The smart grid is characterized as a power system that integrates real-time measurements, bi-directional communication, a two-way flow of electricity, and evolutionary computation. The power distribution system is a fundamental aspect of the electric power system in order to deliver safe, efficient, reliable, and resilient power to consumers. A distribution management system (DMS) begins with the extension of the Supervisory Control and Data Acquisition (SCADA) system through a transmission network beyond the distribution network. These transmission networks oversee the distribution of energy generated at power plants to consumers via a complex system of transformers, substations, transmission lines, and distribution lines.
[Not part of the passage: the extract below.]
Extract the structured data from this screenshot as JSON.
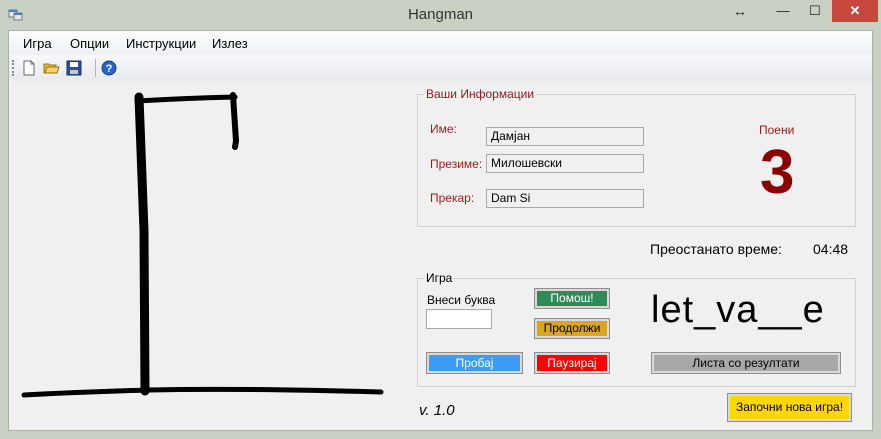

The major challenges that existing distribution management systems are facing, maintaining constant power loads, user profiles, centralized communication, and the malfunctioning of system equipment and monitoring huge amounts of data of millions of micro-transactions, need to be addressed. Substation feeder protection abruptly shuts down power on the whole feeder in the event of a distribution network malfunction, causing service disruption to numerous end-user clients, including industrial, hospital, commercial, and residential users. Although there are already many traditional systems with the integration of smart things at present, there are few studies of those systems reporting runtime errors during their implementation and real-time use. This paper presents the systematic model of a distribution management system comprised of substations, distribution lines, and smart meters with the integration of Internet-of-Things (IoT), Nondeterministic Finite Automata (NFA), Unified Modeling Language (UML), and formal modeling approaches. Non-deterministic finite automata are used for automating the system procedures. UML is used to represent the actors involved in the distribution management system. Formal methods from the perspective of the Vienna Development Method-Specification Language (VDM-SL) are used for modeling the system. The model will be analyzed using the facilities available in the VDM-SL toolbox.

Suggested Citation

  • Shaheen Kousar & Nazir Ahmad Zafar & Tariq Ali & Eman H. Alkhammash & Myriam Hadjouni, 2022. "Formal Modeling of IoT-Based Distribution Management System for Smart Grids," Sustainability, MDPI, vol. 14(8), pages 1-25, April.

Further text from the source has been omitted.